In that way, it’s reminiscent of Andrew Dominik’s Killing Them Softly (which also starred Sam Shepherd incidentally) a mob caper set amid the post Katrina, credit-crunched ruins of New Orleans. Other obvious cinematic reference points are The Deer Hunter and Winter’s Bone.

For Christian Bale this is more American psyche than American Psycho, a portrait of the blue collar worker as a beaten man. He plays it with subtlety and simmering angst but his anger is nothing compared to Casey Affleck’s war veteran, whose boyish demeanour is offset by a quick temper and a wild stare. But it’s Woody Harrelson who very nearly steals the show from both of them, from his opening rampage at a drive-in movie to his constant leering menace and sudden, terrifyingly violent outbursts; his primal, amoral vitality is in stark and ironic contrast to Bale and Affleck’s conflicted, wounded ‘decent’ guys.
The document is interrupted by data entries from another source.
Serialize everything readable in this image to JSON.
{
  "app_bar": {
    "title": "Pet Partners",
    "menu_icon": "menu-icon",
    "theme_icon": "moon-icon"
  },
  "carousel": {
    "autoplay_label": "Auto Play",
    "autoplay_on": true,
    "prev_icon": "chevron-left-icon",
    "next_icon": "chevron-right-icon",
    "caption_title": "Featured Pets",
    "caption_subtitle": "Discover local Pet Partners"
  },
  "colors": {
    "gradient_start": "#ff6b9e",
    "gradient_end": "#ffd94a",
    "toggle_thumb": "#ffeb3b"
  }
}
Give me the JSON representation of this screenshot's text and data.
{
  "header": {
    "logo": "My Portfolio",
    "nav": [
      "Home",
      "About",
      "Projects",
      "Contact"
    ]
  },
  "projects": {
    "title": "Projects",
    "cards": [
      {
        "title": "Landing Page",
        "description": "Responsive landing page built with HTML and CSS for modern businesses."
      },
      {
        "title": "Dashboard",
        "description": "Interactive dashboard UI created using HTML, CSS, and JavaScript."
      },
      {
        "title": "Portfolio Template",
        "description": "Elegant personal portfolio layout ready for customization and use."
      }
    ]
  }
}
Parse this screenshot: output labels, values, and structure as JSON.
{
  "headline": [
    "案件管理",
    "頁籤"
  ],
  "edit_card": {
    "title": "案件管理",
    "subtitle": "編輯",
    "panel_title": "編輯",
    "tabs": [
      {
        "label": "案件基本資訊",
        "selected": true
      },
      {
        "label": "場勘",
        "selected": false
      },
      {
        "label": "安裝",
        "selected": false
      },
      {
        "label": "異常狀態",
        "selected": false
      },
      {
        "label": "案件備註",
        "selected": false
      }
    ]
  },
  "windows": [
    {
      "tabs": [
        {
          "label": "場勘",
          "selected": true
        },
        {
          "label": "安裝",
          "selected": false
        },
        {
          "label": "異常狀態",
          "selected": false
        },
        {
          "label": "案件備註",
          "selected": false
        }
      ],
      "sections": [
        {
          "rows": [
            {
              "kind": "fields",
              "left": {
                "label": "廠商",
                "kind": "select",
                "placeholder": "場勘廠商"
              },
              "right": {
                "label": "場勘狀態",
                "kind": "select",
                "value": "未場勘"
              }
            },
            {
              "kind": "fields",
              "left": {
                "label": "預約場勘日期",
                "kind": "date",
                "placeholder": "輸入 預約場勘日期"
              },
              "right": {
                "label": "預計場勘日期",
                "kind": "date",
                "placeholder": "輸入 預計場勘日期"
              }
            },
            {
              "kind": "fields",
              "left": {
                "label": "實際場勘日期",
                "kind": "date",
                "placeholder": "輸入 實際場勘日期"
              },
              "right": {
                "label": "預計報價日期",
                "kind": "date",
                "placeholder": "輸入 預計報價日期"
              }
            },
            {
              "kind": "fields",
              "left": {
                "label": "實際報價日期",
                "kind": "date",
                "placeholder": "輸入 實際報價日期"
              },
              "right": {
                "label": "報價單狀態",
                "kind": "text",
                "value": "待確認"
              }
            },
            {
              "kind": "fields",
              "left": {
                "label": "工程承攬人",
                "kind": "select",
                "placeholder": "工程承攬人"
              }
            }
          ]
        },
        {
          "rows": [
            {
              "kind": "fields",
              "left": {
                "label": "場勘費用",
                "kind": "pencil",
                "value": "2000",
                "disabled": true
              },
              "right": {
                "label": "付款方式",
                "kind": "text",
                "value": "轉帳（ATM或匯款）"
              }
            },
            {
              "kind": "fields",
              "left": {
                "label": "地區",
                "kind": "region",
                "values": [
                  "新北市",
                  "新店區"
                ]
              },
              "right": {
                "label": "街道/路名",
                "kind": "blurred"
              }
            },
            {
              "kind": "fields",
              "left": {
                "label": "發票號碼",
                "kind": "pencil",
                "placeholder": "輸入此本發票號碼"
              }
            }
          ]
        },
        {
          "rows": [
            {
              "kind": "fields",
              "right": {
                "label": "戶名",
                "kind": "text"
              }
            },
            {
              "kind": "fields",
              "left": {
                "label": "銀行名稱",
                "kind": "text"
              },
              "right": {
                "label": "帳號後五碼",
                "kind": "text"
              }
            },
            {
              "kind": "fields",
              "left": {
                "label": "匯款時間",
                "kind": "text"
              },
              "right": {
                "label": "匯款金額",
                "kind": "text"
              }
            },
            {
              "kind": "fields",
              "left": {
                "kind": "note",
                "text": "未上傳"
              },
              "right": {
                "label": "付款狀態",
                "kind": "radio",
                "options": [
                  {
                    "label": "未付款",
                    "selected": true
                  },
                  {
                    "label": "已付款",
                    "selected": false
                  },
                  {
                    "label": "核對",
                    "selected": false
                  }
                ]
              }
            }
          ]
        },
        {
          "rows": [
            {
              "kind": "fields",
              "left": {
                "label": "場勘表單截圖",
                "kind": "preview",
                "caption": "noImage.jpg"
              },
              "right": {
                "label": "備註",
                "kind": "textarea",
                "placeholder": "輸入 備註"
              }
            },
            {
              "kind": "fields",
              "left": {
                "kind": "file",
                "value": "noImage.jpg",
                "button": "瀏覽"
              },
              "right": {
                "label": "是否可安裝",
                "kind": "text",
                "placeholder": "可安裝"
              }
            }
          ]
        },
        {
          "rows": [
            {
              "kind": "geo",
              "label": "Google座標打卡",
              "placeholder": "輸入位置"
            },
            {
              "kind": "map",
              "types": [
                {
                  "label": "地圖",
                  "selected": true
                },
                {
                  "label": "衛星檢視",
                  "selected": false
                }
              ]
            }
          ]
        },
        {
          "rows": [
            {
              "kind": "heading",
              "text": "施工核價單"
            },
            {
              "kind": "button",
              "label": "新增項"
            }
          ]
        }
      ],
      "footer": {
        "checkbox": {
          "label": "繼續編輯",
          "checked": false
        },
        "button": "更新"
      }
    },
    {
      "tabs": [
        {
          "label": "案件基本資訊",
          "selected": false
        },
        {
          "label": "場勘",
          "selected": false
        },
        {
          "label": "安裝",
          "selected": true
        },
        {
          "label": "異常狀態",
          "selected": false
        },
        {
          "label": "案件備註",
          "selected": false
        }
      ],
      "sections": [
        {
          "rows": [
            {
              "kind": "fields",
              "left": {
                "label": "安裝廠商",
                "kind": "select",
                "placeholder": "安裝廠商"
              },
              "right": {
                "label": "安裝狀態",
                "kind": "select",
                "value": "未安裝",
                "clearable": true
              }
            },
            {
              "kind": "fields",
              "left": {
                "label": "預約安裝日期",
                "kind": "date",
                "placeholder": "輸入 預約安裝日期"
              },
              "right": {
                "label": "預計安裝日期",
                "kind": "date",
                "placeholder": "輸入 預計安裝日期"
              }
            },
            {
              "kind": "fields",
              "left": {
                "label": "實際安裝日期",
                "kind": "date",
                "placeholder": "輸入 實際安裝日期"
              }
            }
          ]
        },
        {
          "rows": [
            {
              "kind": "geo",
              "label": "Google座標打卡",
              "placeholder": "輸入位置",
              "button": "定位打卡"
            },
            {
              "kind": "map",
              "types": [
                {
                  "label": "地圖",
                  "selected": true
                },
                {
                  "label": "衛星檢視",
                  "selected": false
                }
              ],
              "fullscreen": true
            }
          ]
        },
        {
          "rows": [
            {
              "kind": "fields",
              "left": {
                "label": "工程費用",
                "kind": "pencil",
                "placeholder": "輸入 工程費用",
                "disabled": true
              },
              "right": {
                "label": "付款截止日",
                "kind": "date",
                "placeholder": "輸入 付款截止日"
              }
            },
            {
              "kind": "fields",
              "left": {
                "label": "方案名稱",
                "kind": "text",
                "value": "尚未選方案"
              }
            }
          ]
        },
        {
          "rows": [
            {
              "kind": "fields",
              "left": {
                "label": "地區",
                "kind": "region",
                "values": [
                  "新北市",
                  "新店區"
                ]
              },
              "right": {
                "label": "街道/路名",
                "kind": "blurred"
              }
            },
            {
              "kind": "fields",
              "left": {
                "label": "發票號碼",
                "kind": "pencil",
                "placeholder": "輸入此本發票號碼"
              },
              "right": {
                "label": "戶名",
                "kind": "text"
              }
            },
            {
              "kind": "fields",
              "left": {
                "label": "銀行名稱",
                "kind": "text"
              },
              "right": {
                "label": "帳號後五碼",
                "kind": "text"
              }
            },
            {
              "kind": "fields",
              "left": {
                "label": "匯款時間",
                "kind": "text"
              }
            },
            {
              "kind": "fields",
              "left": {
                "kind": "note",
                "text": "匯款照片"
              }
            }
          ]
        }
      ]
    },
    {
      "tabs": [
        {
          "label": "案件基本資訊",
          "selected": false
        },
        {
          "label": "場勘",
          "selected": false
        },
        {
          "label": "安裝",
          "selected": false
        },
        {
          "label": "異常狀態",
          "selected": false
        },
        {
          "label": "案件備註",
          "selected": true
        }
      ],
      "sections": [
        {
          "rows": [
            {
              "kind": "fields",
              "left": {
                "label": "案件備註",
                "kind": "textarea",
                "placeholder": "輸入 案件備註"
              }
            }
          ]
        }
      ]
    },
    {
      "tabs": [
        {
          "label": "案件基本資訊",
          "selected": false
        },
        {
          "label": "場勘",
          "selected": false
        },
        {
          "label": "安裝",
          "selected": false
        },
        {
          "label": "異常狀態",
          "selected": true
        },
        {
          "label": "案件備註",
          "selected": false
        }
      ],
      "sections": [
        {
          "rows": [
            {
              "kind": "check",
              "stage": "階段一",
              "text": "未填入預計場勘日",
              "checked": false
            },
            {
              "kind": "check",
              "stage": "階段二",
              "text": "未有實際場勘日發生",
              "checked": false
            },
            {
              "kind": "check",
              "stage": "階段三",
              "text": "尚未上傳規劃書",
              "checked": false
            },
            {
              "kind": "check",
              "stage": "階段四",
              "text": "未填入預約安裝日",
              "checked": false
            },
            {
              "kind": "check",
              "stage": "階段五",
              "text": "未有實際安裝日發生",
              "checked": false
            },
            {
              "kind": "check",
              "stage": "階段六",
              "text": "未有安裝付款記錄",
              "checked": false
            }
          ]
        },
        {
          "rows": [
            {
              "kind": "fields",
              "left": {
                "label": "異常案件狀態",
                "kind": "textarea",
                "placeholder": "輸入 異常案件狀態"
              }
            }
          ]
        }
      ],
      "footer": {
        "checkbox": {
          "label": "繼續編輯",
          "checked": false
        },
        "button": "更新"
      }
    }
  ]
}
The problem with Out Of The Furnace is that it builds up to something it doesn’t quite deliver on. The set-up is for a revenge movie but the tone is too subdued, too meditative for it to really work in that way and the denouement is not the big dramatic finale we expect, from a Hollywood movie anyway. Still, there is something poetic about Baze and DeGroat’s final confrontation as the sun rises and the brutish DeGroat says “Listen to them birds” as the dawn chorus strikes up over the dying steel mill.